Para ir a qualquer era do passado, impelidos pelo desejo de salvar uma pessoa, dar fim a uma injustiça, matar um ser hediondo, ou simplesmente assistir ao desenrolar de um evento histórico, ou por outra razão qualquer, e para conhecer qualquer momento do futuro uma tecnologia que permita aos homens viajar através do tempo é imprescindível. Infelizmente, ela não existe; assim sendo, estamos impedidos os humanos de realizarmos muitos de nossos sonhos extemporâneos, anacrônicos.
Mas é possível ir-se do tempo presente para o tempo futuro, ou para o tempo passado?

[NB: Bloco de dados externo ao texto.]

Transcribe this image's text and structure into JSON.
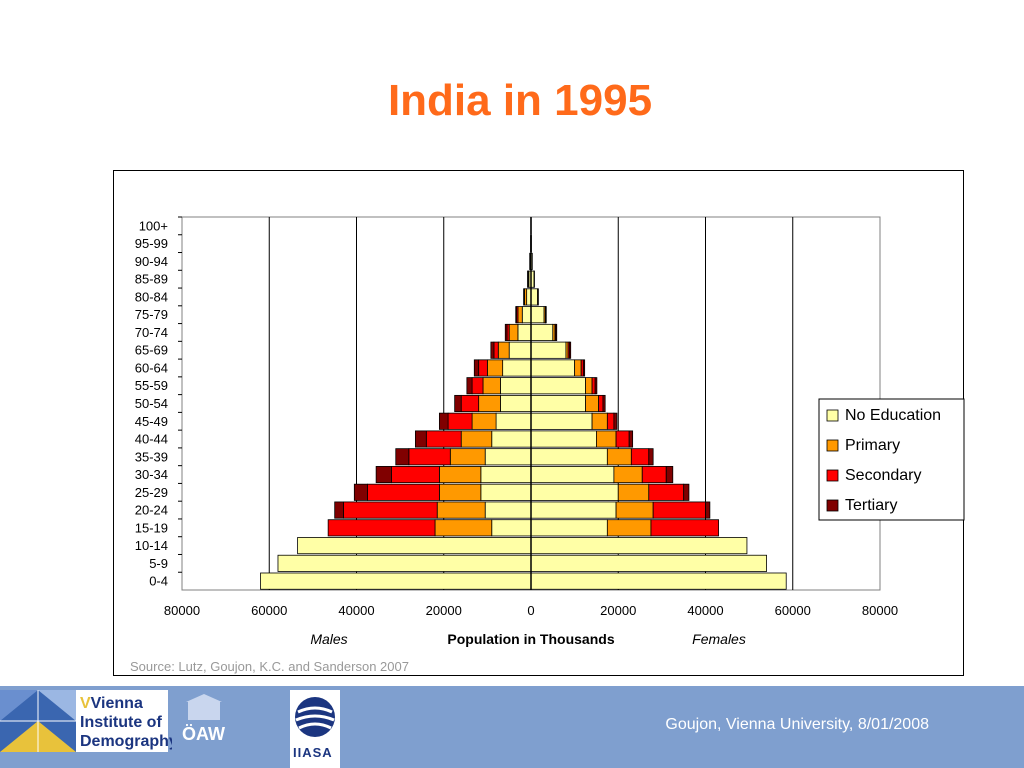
{
  "slide": {
    "title": "India in 1995",
    "source": "Source: Lutz, Goujon, K.C. and Sanderson 2007",
    "footer": "Goujon,  Vienna University, 8/01/2008"
  },
  "logos": {
    "vid": {
      "line1": "Vienna",
      "line2": "Institute of",
      "line3": "Demography"
    },
    "oaw": "ÖAW",
    "iiasa": "IIASA"
  },
  "colors": {
    "no_education": "#ffffa6",
    "primary": "#ff9900",
    "secondary": "#ff0000",
    "tertiary": "#800000",
    "title": "#ff6a1a",
    "footer_band": "#7f9fcf"
  },
  "chart_data": {
    "type": "bar",
    "orientation": "horizontal",
    "stacked": true,
    "xlabel": "Population in Thousands",
    "left_side_label": "Males",
    "right_side_label": "Females",
    "xlim": [
      -80000,
      80000
    ],
    "xticks": [
      "80000",
      "60000",
      "40000",
      "20000",
      "0",
      "20000",
      "40000",
      "60000",
      "80000"
    ],
    "grid": true,
    "legend_position": "right",
    "categories": [
      "0-4",
      "5-9",
      "10-14",
      "15-19",
      "20-24",
      "25-29",
      "30-34",
      "35-39",
      "40-44",
      "45-49",
      "50-54",
      "55-59",
      "60-64",
      "65-69",
      "70-74",
      "75-79",
      "80-84",
      "85-89",
      "90-94",
      "95-99",
      "100+"
    ],
    "series": [
      {
        "name": "No Education",
        "males": [
          62000,
          58000,
          53500,
          9000,
          10500,
          11500,
          11500,
          10500,
          9000,
          8000,
          7000,
          7000,
          6500,
          5000,
          3000,
          2000,
          1000,
          500,
          200,
          100,
          50
        ],
        "females": [
          58500,
          54000,
          49500,
          17500,
          19500,
          20000,
          19000,
          17500,
          15000,
          14000,
          12500,
          12500,
          10000,
          8000,
          5000,
          3000,
          1500,
          700,
          300,
          100,
          50
        ]
      },
      {
        "name": "Primary",
        "males": [
          0,
          0,
          0,
          13000,
          11000,
          9500,
          9500,
          8000,
          7000,
          5500,
          5000,
          4000,
          3500,
          2500,
          2000,
          1000,
          500,
          200,
          100,
          0,
          0
        ],
        "females": [
          0,
          0,
          0,
          10000,
          8500,
          7000,
          6500,
          5500,
          4500,
          3500,
          3000,
          1500,
          1500,
          500,
          500,
          300,
          200,
          100,
          0,
          0,
          0
        ]
      },
      {
        "name": "Secondary",
        "males": [
          0,
          0,
          0,
          24500,
          21500,
          16500,
          11000,
          9500,
          8000,
          5500,
          4000,
          2500,
          2000,
          1000,
          500,
          300,
          100,
          100,
          0,
          0,
          0
        ],
        "females": [
          0,
          0,
          0,
          15500,
          12000,
          8000,
          5500,
          4000,
          3000,
          1500,
          1000,
          700,
          500,
          300,
          200,
          100,
          0,
          0,
          0,
          0,
          0
        ]
      },
      {
        "name": "Tertiary",
        "males": [
          0,
          0,
          0,
          0,
          2000,
          3000,
          3500,
          3000,
          2500,
          2000,
          1500,
          1200,
          1000,
          700,
          400,
          200,
          100,
          0,
          0,
          0,
          0
        ],
        "females": [
          0,
          0,
          0,
          0,
          1000,
          1200,
          1500,
          1000,
          800,
          700,
          500,
          400,
          300,
          300,
          200,
          100,
          0,
          0,
          0,
          0,
          0
        ]
      }
    ]
  }
}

E do futuro para o passado? E do passado para o futuro?
Há teorias para todos os gostos. Das mais fantásticas às mais científicas. Uma charrete, ou um carro, que tenha os mecanismos tecnológicos apropriados, faz, e bem, o serviço de levar qualquer pessoa para um futuro distante e para o passado. Uma cabine telefônica recheada de parafernália pode oferecer aos passageiros viagens tranquilas e seguras de qualquer tempo para qualquer tempo. E até relógios compostos de dispostivos avançadíssimos conduzem os seus usuários para qualquer era. E um buraco-de-minhoca, localizado em algum ponto da vastidão infinita do universo, ou produzido em um laboratório, serve de passagem para pessoas irem de um tempo para outro, não importando quão distante os tempos estejam um do outro.
Eu e meus botões nos encasquetamos com o tema, e nos perguntamos se é possível viajar através do tempo. Não pensamos em teorias da física, coisas que desconhecemos, somos obrigados a revelar a nossa ignorância a respeito. As elucubrações científicas e metafísicas da mecânica quântica jamais nos resvalou a cachola. De mecânica quântica o que sabemos? Nada.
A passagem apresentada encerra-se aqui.